Téllez later left TV Azteca to write columns and make video content for the digital news site SDP Noticias.

===Election as senator===

In November 2017, Andrés Manuel López Obrador contacted Téllez and offered to run her as a Senate candidate from his National Regeneration Movement (Morena) party from the state of Sonora. Two months later, Téllez announced in an interview with Ciro Gómez Leyva on Radio Fórmula that she would take up the offer, though she would not become a Morena party member. She would run alongside Alfonso Durazo Montaño, a longtime politician and public official in the state, as the Juntos Haremos Historia coalition candidates for Senate from Sonora. The ticket obtained 200,000 more votes than the PRI ticket, putting it in first place and securing seats for Téllez and Durazo in the Senate.

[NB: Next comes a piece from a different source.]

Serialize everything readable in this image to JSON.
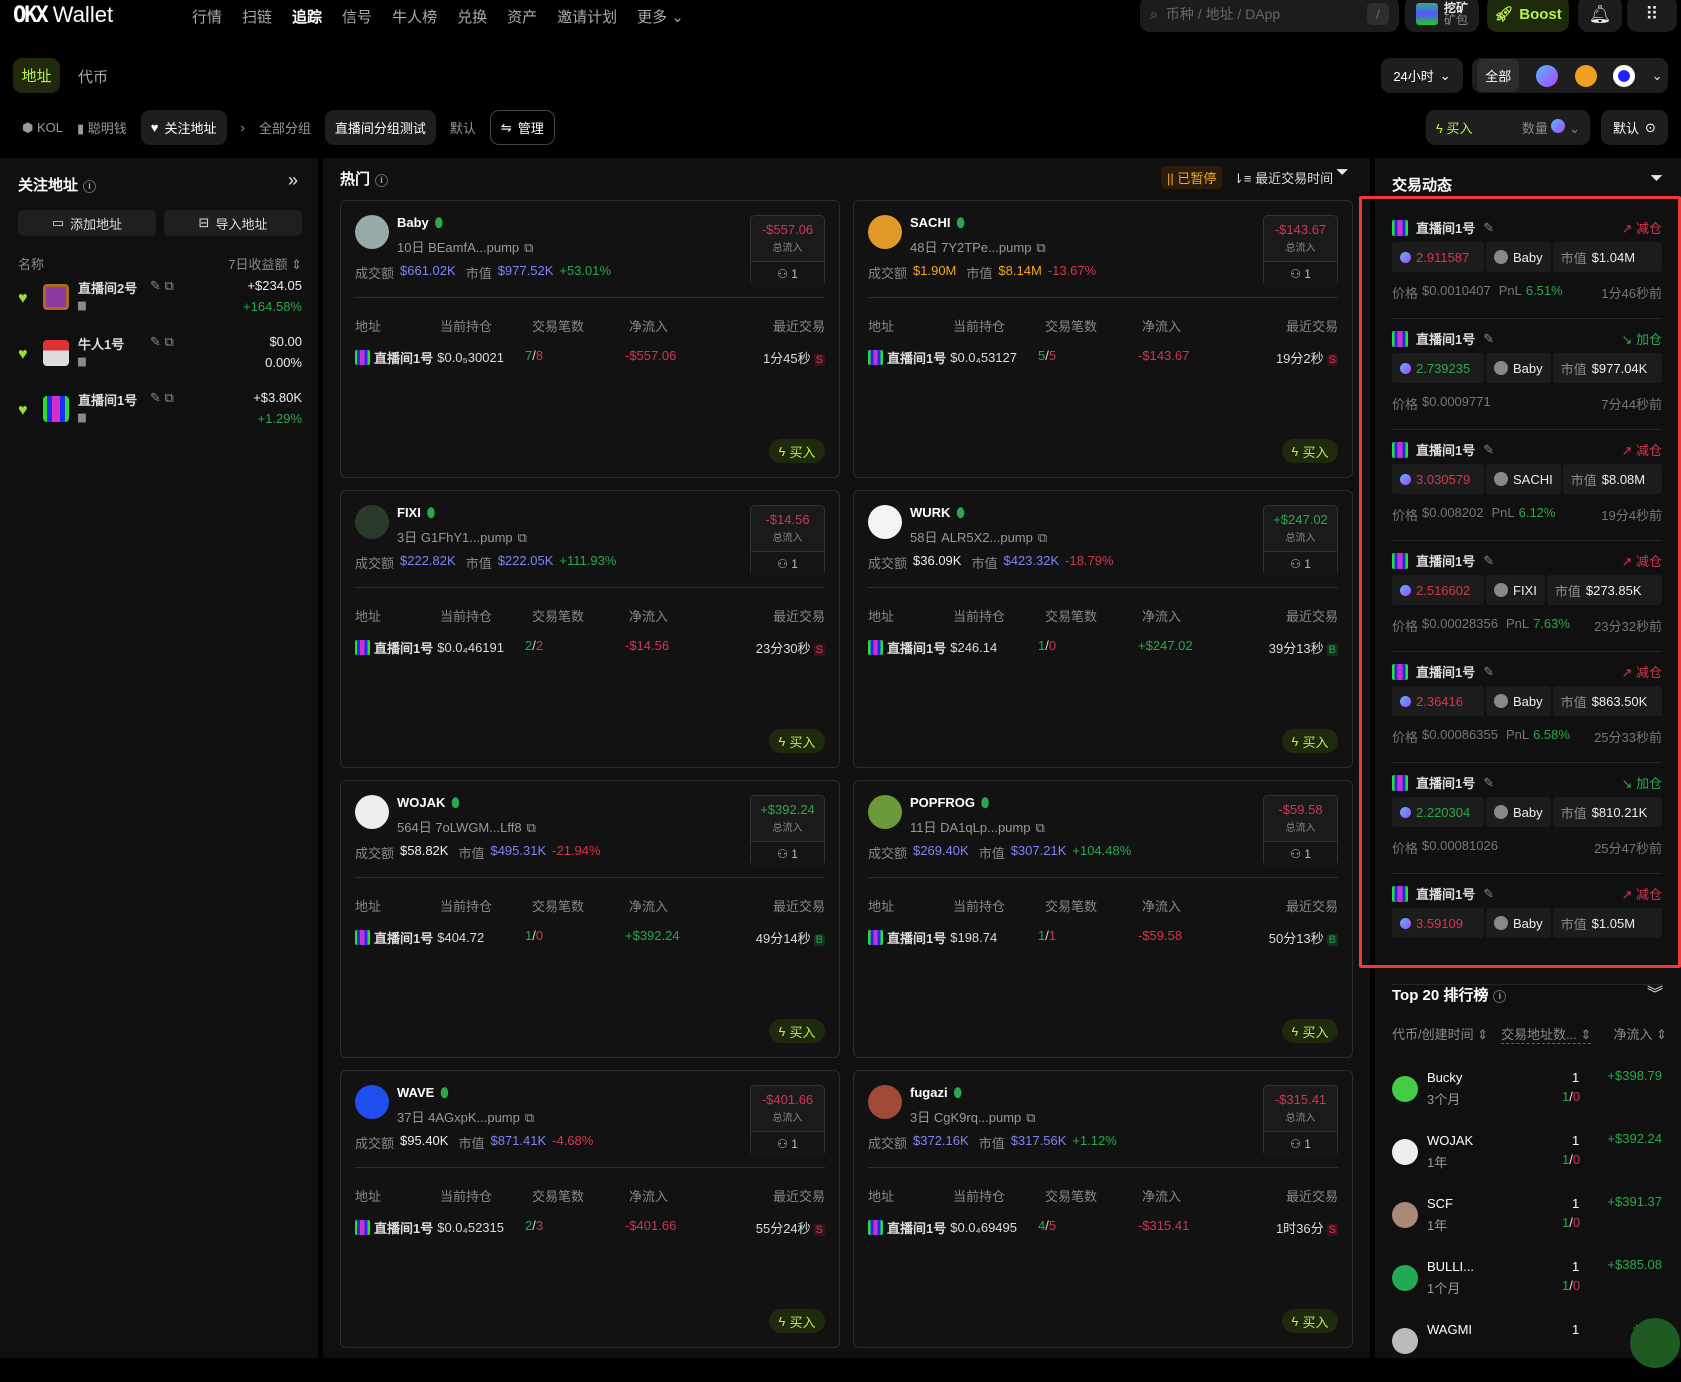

In August 2018, Téllez announced she would file an injunction against several constitutional reforms approved in the Sonora state government that reduce the power of the state legislature. Opposition to these reforms, which Téllez described as a "dictatorial smackdown by Governor Claudia Pavlovich Arellano", has been particularly vociferous within Morena, as the party won 20 of the 21 district seats in the Sonoran state legislature in the 2018 midterm elections.

On December 16, 2019, the Comisión de Justicia (Justice Commission) of Morena demanded the expulsion of Lilly Téllez from her position as a member of the party's Senate caucus, primarily due to her opposition to the legalization of abortion. On 3 June 2020, Téllez joined the National Action Party.

Téllez García is seeking re-election as one of Sonora's senators in the 2024 Senate election, occupying the second place on the Fuerza y Corazón por México coalition's two-name formula.

==Personal life==
Téllez was married in 2003 to businessman Guillermo Calderón Villalobos in Mexico City, who she then divorced.